Arbitrator Decides Whether Agreement is Unconscionable: The U.S. Supreme Court held in Rent-a-Center West v. Jackson that, under the Federal Arbitration Act, when a party challenges the enforceability of the entire arbitration agreement, the question is resolved by the arbitrator. If the party challenges a specific provision allowing the arbitrator to determine the enforceability of the agreement, however, the issue is considered by the court.
Immigration
Real Enforcement with Practical Alternatives for Immigration Reform (REPAIR): Senate Democrats' draft proposal for immigration reform would require employers to verify the work status of new employees through new biometric Social Security cards, substantially increase monetary penalties for illegally hiring workers, and limit employers from hiring lower-skilled foreign workers to only those circumstances where American workers are unavailable.
Department of Labor
Enhanced Enforcement Strategy: The U.S. Department of Labor (DOL) outlined its new regulatory and enforcement strategy entitled, “Plan/Prevent/Protect": The Beginning of a Broader Regulatory and Enforcement Strategy. The strategy seeks to require employers to make efforts to uncover and correct violations before the DOL begins its investigation. Under this enhanced regulatory agenda, agencies at the DOL, such as the Occupational Safety and Health Administration (OSHA), Mine Safety and Health Administration (MSHA), Office of Federal Contract Compliance Programs (OFCCP), and the Wage and Hour Division (WHD), will propose regulatory actions that require employers to develop programs to address certain employment law compliance issues.
Labor
Labor Board Cannot Act with Two Members: The U.S. Supreme Court held in New Process Steel LP v. NLRB that the National Labor Relations Board does not have authority to act with only two members. The normally five-member board must have at least three members to issue decisions. Over a 27-month period beginning on December 31, 2007, a two-member board decided nearly 600 decisions.
Two Board Members Confirmed: The U.S. Senate confirmed two outstanding appointees to the National Labor Relations Board — Bryan Hayes, a Republican labor coordinator for the Senate Committee on Health, Education, Labor and Pensions, and Mark Pearce, founder of a law firm representing unions — giving the board a full complement of members. The board is now composed of three Democrats and two Republicans.
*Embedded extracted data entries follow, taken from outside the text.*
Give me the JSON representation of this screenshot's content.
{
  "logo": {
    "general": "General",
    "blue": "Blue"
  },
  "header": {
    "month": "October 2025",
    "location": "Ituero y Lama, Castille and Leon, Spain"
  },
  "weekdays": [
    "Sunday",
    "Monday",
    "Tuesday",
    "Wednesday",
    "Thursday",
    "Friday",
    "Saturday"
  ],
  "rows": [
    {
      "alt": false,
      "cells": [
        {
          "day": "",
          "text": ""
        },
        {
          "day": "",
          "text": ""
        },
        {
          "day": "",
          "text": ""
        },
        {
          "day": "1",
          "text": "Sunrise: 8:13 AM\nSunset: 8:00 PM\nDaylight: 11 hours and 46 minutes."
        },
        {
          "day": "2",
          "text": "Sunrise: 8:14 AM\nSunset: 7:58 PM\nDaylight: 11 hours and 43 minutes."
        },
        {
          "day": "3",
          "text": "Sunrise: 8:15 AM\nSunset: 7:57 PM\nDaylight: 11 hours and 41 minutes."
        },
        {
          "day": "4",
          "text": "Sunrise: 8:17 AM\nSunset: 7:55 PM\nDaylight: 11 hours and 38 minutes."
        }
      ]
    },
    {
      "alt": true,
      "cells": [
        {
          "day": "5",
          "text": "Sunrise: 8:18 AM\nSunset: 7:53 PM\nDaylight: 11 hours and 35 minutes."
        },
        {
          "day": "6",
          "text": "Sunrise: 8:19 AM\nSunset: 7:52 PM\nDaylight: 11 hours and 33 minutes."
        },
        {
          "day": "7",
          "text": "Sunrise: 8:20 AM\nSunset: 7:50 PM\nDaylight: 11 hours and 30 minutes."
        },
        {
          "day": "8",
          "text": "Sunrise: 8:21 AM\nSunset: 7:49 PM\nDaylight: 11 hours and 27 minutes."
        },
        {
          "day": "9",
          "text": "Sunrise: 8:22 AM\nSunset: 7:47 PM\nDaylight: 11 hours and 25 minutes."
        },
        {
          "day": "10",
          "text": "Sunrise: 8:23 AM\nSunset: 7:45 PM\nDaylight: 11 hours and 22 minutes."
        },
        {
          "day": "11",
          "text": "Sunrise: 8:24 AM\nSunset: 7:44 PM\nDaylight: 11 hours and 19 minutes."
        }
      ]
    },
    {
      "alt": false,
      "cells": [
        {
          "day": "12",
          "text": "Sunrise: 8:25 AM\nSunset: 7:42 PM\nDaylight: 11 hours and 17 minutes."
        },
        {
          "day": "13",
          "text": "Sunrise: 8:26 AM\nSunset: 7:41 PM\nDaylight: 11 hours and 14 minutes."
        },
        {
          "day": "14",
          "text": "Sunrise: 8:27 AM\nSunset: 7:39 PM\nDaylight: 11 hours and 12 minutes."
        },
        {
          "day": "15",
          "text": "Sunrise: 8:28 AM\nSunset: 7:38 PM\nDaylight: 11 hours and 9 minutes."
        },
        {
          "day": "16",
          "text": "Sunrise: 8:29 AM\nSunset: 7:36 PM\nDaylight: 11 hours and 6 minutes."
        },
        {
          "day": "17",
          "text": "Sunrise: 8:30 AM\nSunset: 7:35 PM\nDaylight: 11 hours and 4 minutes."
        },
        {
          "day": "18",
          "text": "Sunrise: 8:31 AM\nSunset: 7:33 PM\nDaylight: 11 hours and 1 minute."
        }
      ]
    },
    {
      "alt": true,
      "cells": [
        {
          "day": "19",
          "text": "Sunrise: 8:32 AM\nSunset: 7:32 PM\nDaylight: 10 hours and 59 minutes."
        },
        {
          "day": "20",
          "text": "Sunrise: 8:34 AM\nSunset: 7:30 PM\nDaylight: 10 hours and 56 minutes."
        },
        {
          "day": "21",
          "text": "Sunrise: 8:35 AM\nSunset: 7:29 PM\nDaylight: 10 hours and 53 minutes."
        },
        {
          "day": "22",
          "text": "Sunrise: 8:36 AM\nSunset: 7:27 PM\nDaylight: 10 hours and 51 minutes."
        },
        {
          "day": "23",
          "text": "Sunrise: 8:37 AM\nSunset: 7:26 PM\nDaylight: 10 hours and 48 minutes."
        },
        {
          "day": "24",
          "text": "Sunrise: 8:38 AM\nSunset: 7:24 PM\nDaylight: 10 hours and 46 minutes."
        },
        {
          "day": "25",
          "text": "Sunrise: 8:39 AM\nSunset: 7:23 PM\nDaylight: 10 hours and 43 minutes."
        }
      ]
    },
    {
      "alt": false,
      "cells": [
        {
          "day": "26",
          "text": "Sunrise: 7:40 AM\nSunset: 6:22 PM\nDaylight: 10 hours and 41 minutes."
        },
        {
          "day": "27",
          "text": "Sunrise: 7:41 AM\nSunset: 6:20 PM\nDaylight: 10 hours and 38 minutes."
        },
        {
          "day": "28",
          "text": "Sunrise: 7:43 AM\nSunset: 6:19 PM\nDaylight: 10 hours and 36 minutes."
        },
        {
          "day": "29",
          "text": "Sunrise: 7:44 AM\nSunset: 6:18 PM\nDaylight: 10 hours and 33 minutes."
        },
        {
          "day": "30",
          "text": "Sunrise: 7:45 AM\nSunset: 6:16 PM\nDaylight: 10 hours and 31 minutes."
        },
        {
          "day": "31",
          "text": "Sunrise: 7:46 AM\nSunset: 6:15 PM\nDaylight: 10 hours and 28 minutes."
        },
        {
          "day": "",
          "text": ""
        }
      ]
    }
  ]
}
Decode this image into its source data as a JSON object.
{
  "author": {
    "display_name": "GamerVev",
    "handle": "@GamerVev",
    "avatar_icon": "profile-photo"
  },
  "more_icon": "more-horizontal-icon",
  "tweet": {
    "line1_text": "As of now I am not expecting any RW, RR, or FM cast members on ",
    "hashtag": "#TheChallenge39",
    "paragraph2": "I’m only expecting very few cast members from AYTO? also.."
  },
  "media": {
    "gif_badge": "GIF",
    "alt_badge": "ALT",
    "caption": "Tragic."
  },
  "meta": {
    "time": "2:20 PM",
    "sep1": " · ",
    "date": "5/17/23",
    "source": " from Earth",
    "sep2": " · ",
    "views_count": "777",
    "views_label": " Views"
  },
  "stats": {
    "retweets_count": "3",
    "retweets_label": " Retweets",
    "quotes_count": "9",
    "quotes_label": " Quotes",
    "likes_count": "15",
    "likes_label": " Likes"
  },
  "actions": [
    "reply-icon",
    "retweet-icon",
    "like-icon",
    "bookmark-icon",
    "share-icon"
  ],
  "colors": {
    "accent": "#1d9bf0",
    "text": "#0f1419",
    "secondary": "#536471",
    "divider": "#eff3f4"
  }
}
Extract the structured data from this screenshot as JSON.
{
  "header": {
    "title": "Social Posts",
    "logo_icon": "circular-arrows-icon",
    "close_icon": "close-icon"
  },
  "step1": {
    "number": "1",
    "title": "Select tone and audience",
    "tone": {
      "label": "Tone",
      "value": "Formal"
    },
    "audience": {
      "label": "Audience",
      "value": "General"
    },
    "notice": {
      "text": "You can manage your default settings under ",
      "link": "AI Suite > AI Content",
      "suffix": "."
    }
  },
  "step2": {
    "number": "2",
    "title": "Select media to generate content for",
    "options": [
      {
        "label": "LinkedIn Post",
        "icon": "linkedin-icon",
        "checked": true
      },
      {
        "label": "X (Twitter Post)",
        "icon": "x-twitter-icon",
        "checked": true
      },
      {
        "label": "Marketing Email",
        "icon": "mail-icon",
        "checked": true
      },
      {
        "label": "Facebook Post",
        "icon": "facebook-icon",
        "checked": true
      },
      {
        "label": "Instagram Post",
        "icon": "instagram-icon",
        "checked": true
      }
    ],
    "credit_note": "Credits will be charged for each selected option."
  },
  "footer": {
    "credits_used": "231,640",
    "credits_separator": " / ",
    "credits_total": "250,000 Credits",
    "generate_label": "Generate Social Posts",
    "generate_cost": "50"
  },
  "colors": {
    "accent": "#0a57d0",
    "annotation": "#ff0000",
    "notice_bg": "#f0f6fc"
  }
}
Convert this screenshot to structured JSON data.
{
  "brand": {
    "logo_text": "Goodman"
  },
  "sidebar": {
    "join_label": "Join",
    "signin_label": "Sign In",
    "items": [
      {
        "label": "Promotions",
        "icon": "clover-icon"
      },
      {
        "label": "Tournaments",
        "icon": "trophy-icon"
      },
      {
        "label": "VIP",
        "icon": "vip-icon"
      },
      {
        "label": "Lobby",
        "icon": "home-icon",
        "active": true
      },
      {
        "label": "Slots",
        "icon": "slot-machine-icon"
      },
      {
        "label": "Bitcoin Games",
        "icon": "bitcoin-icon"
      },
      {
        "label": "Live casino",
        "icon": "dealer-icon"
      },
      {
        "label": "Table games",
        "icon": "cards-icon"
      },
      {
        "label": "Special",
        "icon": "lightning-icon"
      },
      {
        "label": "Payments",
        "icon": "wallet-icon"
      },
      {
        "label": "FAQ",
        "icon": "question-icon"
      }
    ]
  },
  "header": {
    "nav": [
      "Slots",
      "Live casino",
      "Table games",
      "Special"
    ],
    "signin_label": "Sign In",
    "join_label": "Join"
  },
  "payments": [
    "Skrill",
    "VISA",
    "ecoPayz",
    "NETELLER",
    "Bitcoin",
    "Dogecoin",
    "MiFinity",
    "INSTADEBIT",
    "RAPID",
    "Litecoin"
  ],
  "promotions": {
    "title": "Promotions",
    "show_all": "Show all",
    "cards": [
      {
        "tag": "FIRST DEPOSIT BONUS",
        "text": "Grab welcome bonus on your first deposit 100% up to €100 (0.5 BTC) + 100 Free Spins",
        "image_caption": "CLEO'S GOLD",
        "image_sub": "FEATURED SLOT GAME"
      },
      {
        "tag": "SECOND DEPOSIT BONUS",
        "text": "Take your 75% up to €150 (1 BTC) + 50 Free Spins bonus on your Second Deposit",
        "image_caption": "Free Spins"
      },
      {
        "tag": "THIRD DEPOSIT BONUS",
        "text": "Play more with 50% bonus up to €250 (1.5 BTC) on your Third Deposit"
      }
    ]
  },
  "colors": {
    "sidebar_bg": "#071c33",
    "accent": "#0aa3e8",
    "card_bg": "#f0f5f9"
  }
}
Airline and Railway Unionization Made Easier: The National Mediation Board (NMB) reversed a 75-year-old rule and made it easier for airline and railway employees to unionize. Previously, an employee who did not cast a ballot counted as a "no" for unionization. Under the new rule, an employee who does not cast a ballot is not counted. The majority of employees actually casting ballots will determine whether the union becomes the exclusive bargaining representative. The Air Transport Association, an industry organization representing airlines in the U.S., filed suit in federal district court seeking to overturn the NMB’s decision, but the district court upheld NMB’s rule change.
Privacy Rights
Employee Text Messages: The U.S. Supreme Court held in City of Ontario, Calif. v. Jeff Quon that a text message search of a police officer's city-provided pager was lawful because, despite the officer's reasonable expectation of privacy, it was motivated by a legitimate work-related purpose and was not excessive in scope.
FMLA
FMLA Leave Expanded: The U.S. Department of Labor issued an Administrative Interpretation expanding the right to parental leave under the FMLA to employees who assume a child-caring role regardless of whether the employee has a legal or biological relationship to the child.